Als roter Faden der Dokumentation dienen Holzemer Proben und Premiere des „Jedermann“ in dessen Hauptrolle Eidinger 2021 in Salzburg zu sehen war. Eine sehr gute dramaturgische Entscheidung, denn dadurch verzichtet Holzemer auf ein Abhaken der Lebens- und Arbeitsstation Eidingers: Nur in zwei kurzen Passagen geht es in die Vergangenheit. Zum einen kommt sein Schauspiellehrer an der Ernst Busch Schauspielschule zu Wort, der ironischerweise berichtet, dass er Eidinger als eher zurückhaltenden Menschen kennengelernt hat, zum anderen sehen wir Eidinger wie er sich selbst bei einer Aufführung von Maren Ades „Alle Anderen“ zusieht, sein erster großer Kinofilm, den Eidinger auch als seinen immer noch wichtigsten Film bezeichnet.

Weite Teile der Dokumentation zeigen jedoch den Probenprozess in Salzburg, das Erarbeiten der Figur, eingerahmt von Aussagen Eidingers, der beschreibt, wie wichtig etwa die Wahl der Schuhe für ihn ist, wie frei er sich auf der Bühne fühlt, wie schwer es ihm im Alltag dagegen fallen würde, aus sich herauszugehen.
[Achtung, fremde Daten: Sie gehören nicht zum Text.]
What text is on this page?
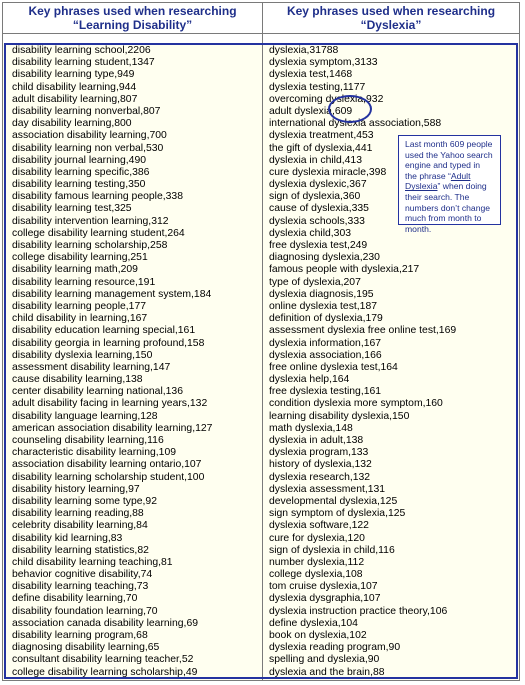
Key phrases used when researching
“Learning Disability”
Key phrases used when researching
“Dyslexia”
disability learning school,2206
disability learning student,1347
disability learning type,949
child disability learning,944
adult disability learning,807
disability learning nonverbal,807
day disability learning,800
association disability learning,700
disability learning non verbal,530
disability journal learning,490
disability learning specific,386
disability learning testing,350
disability famous learning people,338
disability learning test,325
disability intervention learning,312
college disability learning student,264
disability learning scholarship,258
college disability learning,251
disability learning math,209
disability learning resource,191
disability learning management system,184
disability learning people,177
child disability in learning,167
disability education learning special,161
disability georgia in learning profound,158
disability dyslexia learning,150
assessment disability learning,147
cause disability learning,138
center disability learning national,136
adult disability facing in learning years,132
disability language learning,128
american association disability learning,127
counseling disability learning,116
characteristic disability learning,109
association disability learning ontario,107
disability learning scholarship student,100
disability history learning,97
disability learning some type,92
disability learning reading,88
celebrity disability learning,84
disability kid learning,83
disability learning statistics,82
child disability learning teaching,81
behavior cognitive disability,74
disability learning teaching,73
define disability learning,70
disability foundation learning,70
association canada disability learning,69
disability learning program,68
diagnosing disability learning,65
consultant disability learning teacher,52
college disability learning scholarship,49
dyslexia,31788
dyslexia symptom,3133
dyslexia test,1468
dyslexia testing,1177
overcoming dyslexia,932
adult dyslexia,609
international dyslexia association,588
dyslexia treatment,453
the gift of dyslexia,441
dyslexia in child,413
cure dyslexia miracle,398
dyslexia dyslexic,367
sign of dyslexia,360
cause of dyslexia,335
dyslexia schools,333
dyslexia child,303
free dyslexia test,249
diagnosing dyslexia,230
famous people with dyslexia,217
type of dyslexia,207
dyslexia diagnosis,195
online dyslexia test,187
definition of dyslexia,179
assessment dyslexia free online test,169
dyslexia information,167
dyslexia association,166
free online dyslexia test,164
dyslexia help,164
free dyslexia testing,161
condition dyslexia more symptom,160
learning disability dyslexia,150
math dyslexia,148
dyslexia in adult,138
dyslexia program,133
history of dyslexia,132
dyslexia research,132
dyslexia assessment,131
developmental dyslexia,125
sign symptom of dyslexia,125
dyslexia software,122
cure for dyslexia,120
sign of dyslexia in child,116
number dyslexia,112
college dyslexia,108
tom cruise dyslexia,107
dyslexia dysgraphia,107
dyslexia instruction practice theory,106
define dyslexia,104
book on dyslexia,102
dyslexia reading program,90
spelling and dyslexia,90
dyslexia and the brain,88
Last month 609 people used the Yahoo search engine and typed in the phrase “Adult Dyslexia” when doing their search. The numbers don’t change much from month to month.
Nach und nach entsteht das Bild eines sensiblen Künstlers, der oft nicht versteht, warum er Missverstanden wird, warum ihm – etwa angesichts der ALDI-Tüte – ein solcher Hass entgegenschlägt.

Natürlich ist das Bild eines sensiblen, missverstandenen Künstlers auch ein Klischee, vielleicht sogar eine Rolle, in der es sich jemand wie Eidinger auch gemütlich einrichten könnte. Aussagen von Kollegen bestätigen jedoch diesen Eindruck, besonders wenn internationale Schauspielgrößen wie Isabelle Huppert und Juliette Binoche sich nicht nur oberflächlich lobend über den Kollegen äußern, sondern mit echter Faszination von Eidingers außerordentlicher Bühnenpräsenz schwärmen.

Wenn man dann Momente bei den Jedermann-Proben beobachten kann, bei denen Eidinger während einer besonders emotionalen Passage auf einmal beginnt, den in seinen Augen etwas unaufmerksamen Regisseur anzubrüllen oder ihm bei der Besprechung einer Szene die Tränen kommen, begreift man endgültig, wie sehr dieser Mann für seinen Beruf, seine Leidenschaft brennt. Eidinger mag bisweilen anecken, manchmal nerven, aber jemand der mit solcher Emphase, mit ganzem physischem und psychischem Einsatz auf der Bühne oder vor der Kamera steht muss man zumindest respektieren. Das herausgearbeitet zu haben macht Reiner Holzemers „Lars Eidinger – Sein oder nicht Sein“ zu mehr als einer hagiographischen Dokumentation: Ein sensibles, hellsichtiges Porträt über einen geborenen Schauspieler.